The Federal Housing Finance Agency (FHFA) has announced its final rule establishing single-family and multifamily housing goals for Fannie Mae and Freddie Mac for 2015 through 2017.
The final rule, which goes into effect in 30 days, establishes a single-family low-income home purchase goal at 24 percent and a single-family very low-income home purchase subgoal at six percent for each of the three years through 2017. The FHFA is also aiming for a single-family low-income areas home purchase subgoal at 14 percent and a single-family low-income refinance goal at 21 percent for each year in the same period.
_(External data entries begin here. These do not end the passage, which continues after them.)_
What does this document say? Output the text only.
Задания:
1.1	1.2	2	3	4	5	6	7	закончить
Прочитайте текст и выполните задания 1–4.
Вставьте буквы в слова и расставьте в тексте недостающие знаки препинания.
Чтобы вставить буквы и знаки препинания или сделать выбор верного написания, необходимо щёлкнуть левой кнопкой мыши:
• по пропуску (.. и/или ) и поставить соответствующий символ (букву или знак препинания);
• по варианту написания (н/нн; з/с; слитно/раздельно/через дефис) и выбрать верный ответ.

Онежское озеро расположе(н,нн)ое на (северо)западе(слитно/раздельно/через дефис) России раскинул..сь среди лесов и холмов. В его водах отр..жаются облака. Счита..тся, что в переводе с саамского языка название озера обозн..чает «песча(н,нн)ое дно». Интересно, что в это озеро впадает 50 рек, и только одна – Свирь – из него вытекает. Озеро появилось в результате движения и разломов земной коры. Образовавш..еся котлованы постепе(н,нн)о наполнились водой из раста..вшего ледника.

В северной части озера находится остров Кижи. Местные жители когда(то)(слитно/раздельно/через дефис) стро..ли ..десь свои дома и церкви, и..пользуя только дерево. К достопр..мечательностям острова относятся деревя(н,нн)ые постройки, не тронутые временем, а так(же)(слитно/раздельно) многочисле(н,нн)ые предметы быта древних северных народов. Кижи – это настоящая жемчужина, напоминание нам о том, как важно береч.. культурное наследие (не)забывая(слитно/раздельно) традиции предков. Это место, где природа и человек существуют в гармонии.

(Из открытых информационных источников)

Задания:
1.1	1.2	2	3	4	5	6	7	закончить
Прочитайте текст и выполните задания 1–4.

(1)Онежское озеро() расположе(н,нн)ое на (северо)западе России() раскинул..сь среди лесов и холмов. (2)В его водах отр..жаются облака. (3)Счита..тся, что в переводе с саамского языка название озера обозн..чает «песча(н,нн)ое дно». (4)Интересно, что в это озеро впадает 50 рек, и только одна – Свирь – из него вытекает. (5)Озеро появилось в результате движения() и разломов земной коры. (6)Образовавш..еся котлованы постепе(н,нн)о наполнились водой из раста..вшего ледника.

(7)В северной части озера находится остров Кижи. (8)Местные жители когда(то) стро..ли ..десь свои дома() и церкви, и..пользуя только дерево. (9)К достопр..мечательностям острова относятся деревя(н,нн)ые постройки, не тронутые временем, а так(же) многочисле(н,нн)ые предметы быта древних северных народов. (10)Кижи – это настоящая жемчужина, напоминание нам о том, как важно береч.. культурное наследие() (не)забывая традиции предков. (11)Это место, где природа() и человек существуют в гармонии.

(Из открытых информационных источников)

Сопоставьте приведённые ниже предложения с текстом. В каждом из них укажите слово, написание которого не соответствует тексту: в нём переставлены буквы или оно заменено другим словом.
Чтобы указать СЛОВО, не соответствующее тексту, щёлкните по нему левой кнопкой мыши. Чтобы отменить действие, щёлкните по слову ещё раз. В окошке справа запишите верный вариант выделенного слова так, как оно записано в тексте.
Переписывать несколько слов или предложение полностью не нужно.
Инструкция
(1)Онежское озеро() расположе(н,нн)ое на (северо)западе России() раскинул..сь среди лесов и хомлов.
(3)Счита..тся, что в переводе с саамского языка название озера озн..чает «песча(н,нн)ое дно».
On the multifamily side, the FHFA set a multifamily low-income goal for both Fannie Mae and Freddie Mac at 300,000 units for each of the three years through 2017, along with a very low-income multifamily housing subgoal at 60,000 units for each year in this period. Furthermore, the FHFA is establishing a new low-income housing subgoal for each of the government-sponsored enterprises’ purchases of mortgages on small (five- to 50-unit) multifamily properties: 6,000 units in 2015, 8,000 units in 2016 and 10,000 units in 2017.
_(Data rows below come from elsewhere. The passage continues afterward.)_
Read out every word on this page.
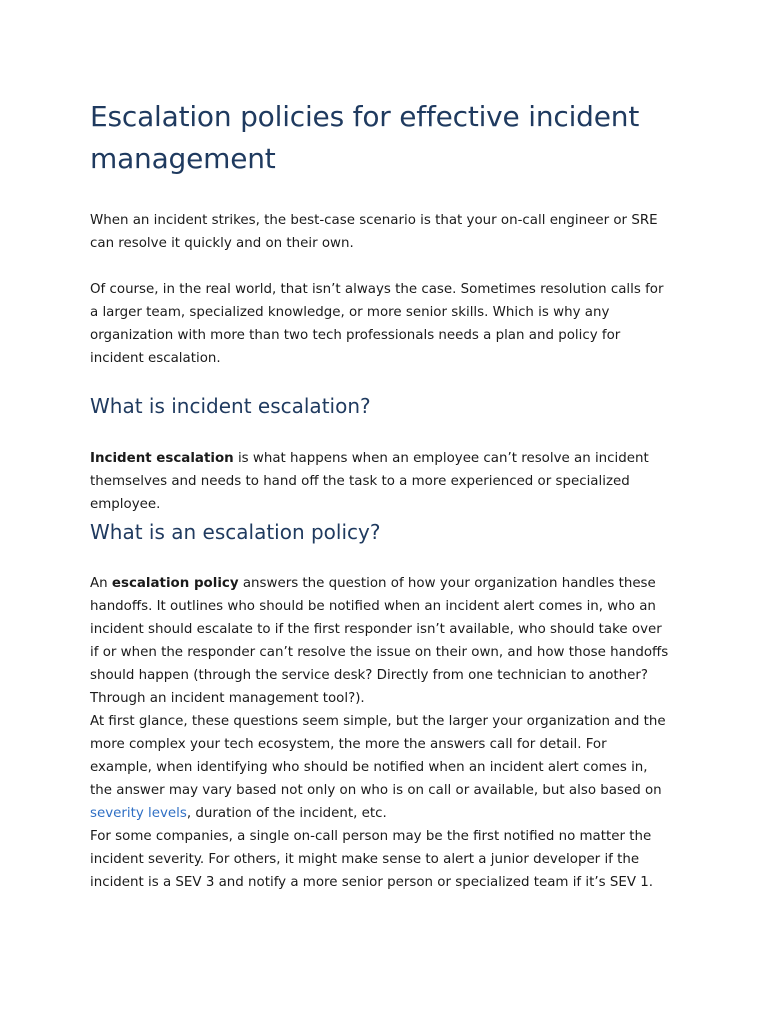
Escalation policies for effective incident management

When an incident strikes, the best-case scenario is that your on-call engineer or SRE can resolve it quickly and on their own.

Of course, in the real world, that isn’t always the case. Sometimes resolution calls for a larger team, specialized knowledge, or more senior skills. Which is why any organization with more than two tech professionals needs a plan and policy for incident escalation.

What is incident escalation?

Incident escalation is what happens when an employee can’t resolve an incident themselves and needs to hand off the task to a more experienced or specialized employee.

What is an escalation policy?

An escalation policy answers the question of how your organization handles these handoffs. It outlines who should be notified when an incident alert comes in, who an incident should escalate to if the first responder isn’t available, who should take over if or when the responder can’t resolve the issue on their own, and how those handoffs should happen (through the service desk? Directly from one technician to another? Through an incident management tool?).

At first glance, these questions seem simple, but the larger your organization and the more complex your tech ecosystem, the more the answers call for detail. For example, when identifying who should be notified when an incident alert comes in, the answer may vary based not only on who is on call or available, but also based on severity levels, duration of the incident, etc.

For some companies, a single on-call person may be the first notified no matter the incident severity. For others, it might make sense to alert a junior developer if the incident is a SEV 3 and notify a more senior person or specialized team if it’s SEV 1.
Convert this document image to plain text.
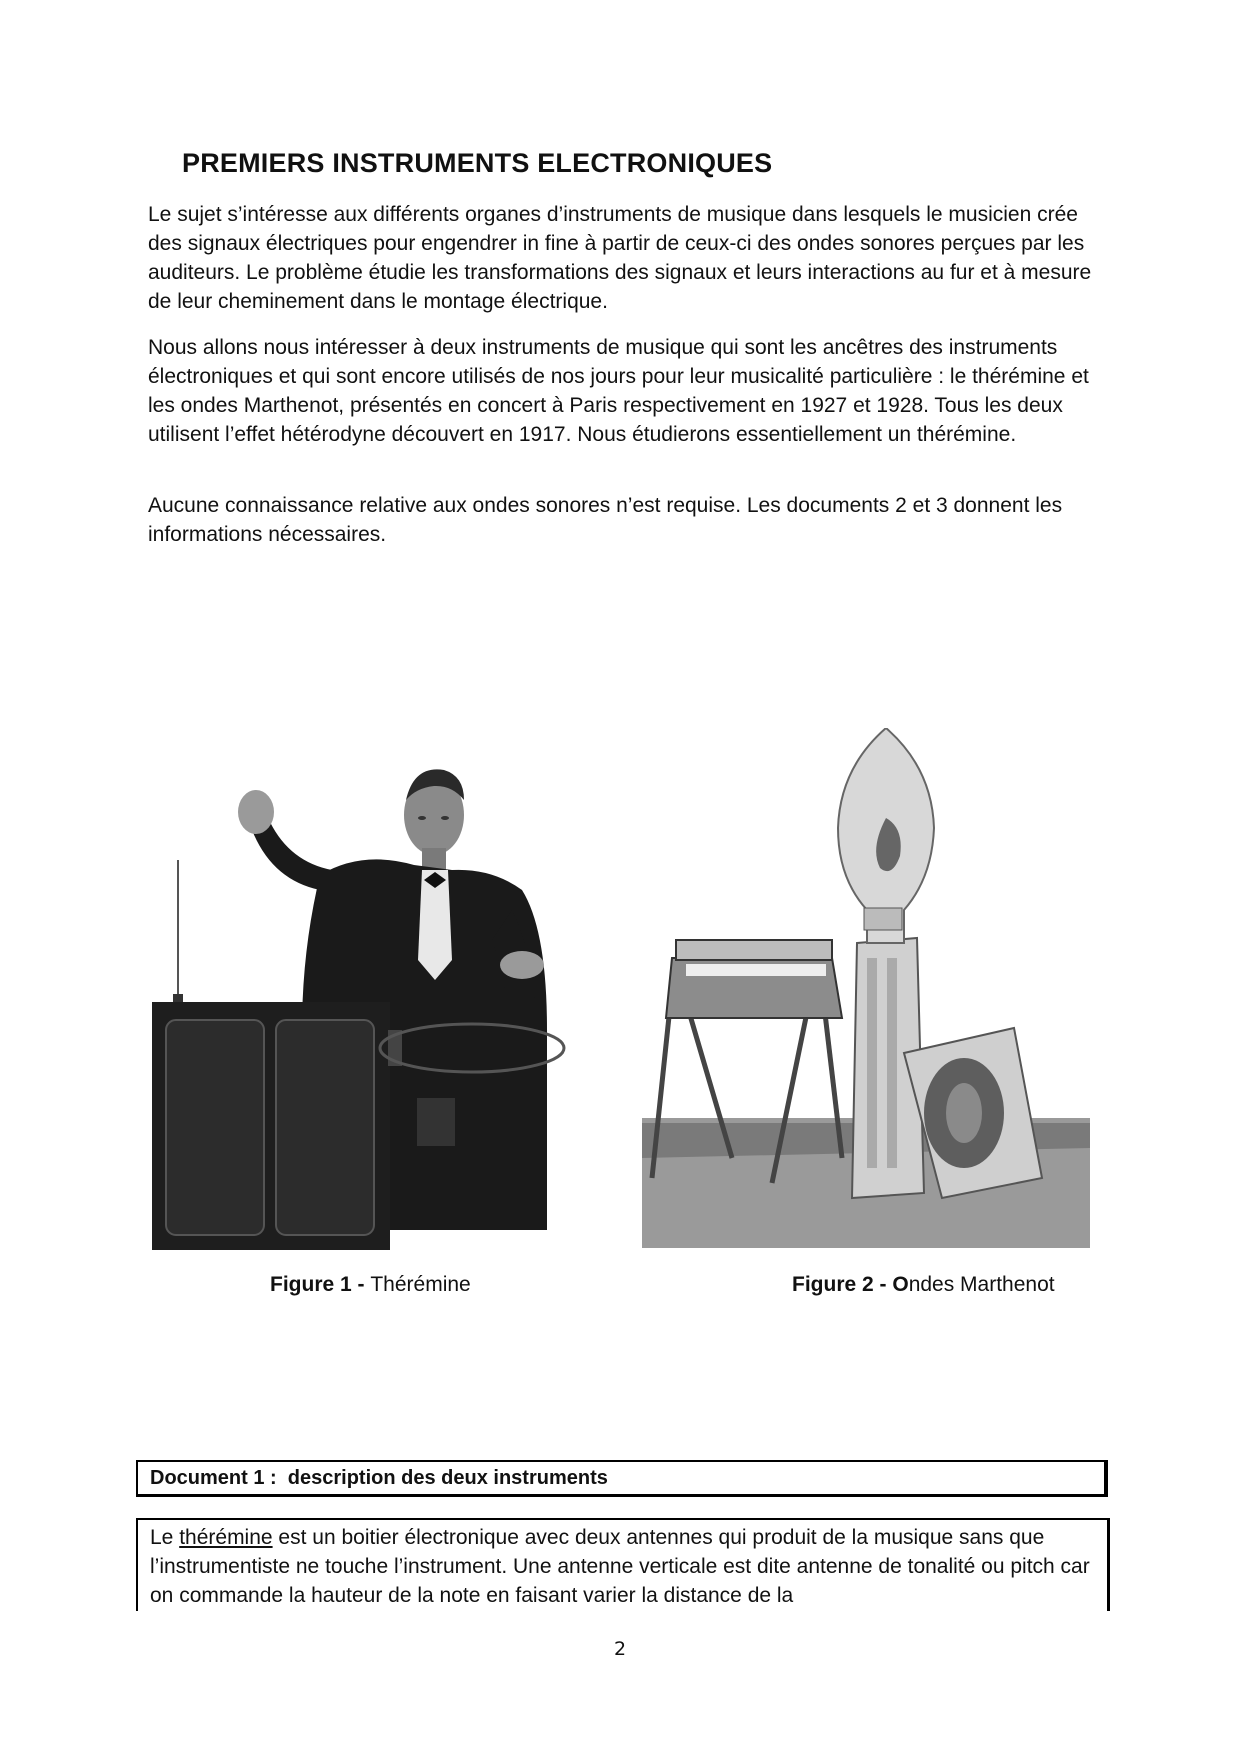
PREMIERS INSTRUMENTS ELECTRONIQUES

Le sujet s’intéresse aux différents organes d’instruments de musique dans lesquels le musicien crée des signaux électriques pour engendrer in fine à partir de ceux-ci des ondes sonores perçues par les auditeurs. Le problème étudie les transformations des signaux et leurs interactions au fur et à mesure de leur cheminement dans le montage électrique.

Nous allons nous intéresser à deux instruments de musique qui sont les ancêtres des instruments électroniques et qui sont encore utilisés de nos jours pour leur musicalité particulière : le thérémine et les ondes Marthenot, présentés en concert à Paris respectivement en 1927 et 1928. Tous les deux utilisent l’effet hétérodyne découvert en 1917. Nous étudierons essentiellement un thérémine.

Aucune connaissance relative aux ondes sonores n’est requise. Les documents 2 et 3 donnent les informations nécessaires.

Figure 1 - Thérémine	Figure 2 - Ondes Marthenot
Document 1 :  description des deux instruments

Le thérémine est un boitier électronique avec deux antennes qui produit de la musique sans que l’instrumentiste ne touche l’instrument. Une antenne verticale est dite antenne de tonalité ou pitch car on commande la hauteur de la note en faisant varier la distance de la

2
“The single-family goals advance the enterprises’ statutory missions to provide access to credit for creditworthy borrowers and provide liquidity to the U.S. housing market while operating in a safe and sound manner,” said FHFA Director Mel Watt. “The multifamily goals will create rental opportunities for those who need affordable housing. Together, these goals establish a solid foundation for affordable and sustainable homeownership and rental opportunities in this country.”
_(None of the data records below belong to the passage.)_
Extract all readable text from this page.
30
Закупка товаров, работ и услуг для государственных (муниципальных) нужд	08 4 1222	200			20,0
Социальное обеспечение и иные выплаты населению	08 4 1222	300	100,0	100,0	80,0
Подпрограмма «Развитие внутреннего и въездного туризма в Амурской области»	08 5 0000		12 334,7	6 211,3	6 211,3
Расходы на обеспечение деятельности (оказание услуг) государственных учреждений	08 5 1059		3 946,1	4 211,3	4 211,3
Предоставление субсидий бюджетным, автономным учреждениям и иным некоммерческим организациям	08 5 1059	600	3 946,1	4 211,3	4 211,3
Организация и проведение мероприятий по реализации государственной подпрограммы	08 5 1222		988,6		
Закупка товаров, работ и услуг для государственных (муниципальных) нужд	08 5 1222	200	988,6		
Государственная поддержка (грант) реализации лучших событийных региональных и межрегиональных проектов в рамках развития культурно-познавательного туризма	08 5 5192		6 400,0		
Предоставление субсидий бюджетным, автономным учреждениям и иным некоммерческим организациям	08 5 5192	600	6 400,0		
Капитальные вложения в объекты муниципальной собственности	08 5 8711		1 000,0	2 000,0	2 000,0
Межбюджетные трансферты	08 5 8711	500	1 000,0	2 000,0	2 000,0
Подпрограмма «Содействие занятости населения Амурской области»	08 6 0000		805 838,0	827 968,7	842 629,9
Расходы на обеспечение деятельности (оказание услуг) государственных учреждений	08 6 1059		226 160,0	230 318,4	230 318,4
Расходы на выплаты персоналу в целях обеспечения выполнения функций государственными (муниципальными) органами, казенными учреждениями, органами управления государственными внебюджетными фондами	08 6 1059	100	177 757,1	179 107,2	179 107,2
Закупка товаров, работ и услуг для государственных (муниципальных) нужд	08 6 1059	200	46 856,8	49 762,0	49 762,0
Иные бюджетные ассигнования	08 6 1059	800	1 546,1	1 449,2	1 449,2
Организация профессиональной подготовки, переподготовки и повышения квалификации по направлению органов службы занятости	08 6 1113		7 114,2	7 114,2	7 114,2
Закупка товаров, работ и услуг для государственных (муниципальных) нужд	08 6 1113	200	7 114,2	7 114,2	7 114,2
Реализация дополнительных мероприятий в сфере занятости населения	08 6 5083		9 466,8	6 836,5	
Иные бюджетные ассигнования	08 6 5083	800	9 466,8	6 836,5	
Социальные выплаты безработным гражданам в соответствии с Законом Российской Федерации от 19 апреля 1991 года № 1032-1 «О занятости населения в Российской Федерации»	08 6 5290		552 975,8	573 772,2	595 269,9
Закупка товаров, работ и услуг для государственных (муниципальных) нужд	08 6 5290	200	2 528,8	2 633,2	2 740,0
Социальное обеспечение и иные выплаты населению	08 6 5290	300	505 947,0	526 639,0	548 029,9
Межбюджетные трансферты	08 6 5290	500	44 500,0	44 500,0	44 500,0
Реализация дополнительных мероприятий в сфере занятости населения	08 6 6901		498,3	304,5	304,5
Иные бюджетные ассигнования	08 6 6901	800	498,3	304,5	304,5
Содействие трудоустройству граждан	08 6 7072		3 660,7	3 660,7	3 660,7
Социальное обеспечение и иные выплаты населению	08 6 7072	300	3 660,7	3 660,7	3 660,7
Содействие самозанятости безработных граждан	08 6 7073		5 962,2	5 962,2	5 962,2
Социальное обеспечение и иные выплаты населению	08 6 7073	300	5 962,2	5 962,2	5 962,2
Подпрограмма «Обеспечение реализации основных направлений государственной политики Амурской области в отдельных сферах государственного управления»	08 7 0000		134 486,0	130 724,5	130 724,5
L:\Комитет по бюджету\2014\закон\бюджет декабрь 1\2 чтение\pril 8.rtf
The FHFA’s announcement brought a negative reaction from National Community Reinvestment Coalition President and CEO John Taylor.
“The affordable housing goal rule announced by FHFA today falls short of what will be needed to ensure that all creditworthy Americans have access to mortgages,” said Taylor in a statement. “At a time when many working Americans face unnecessary barriers to becoming homeowners, this is a lost opportunity. Fannie Mae and Freddie Mac have enormous potential to lead the market on access to credit for low- and moderate-income families, and truly make a positive difference. Unfortunately, FHFA has not set the goals for Fannie and Freddie to better serve working families and underserved communities.”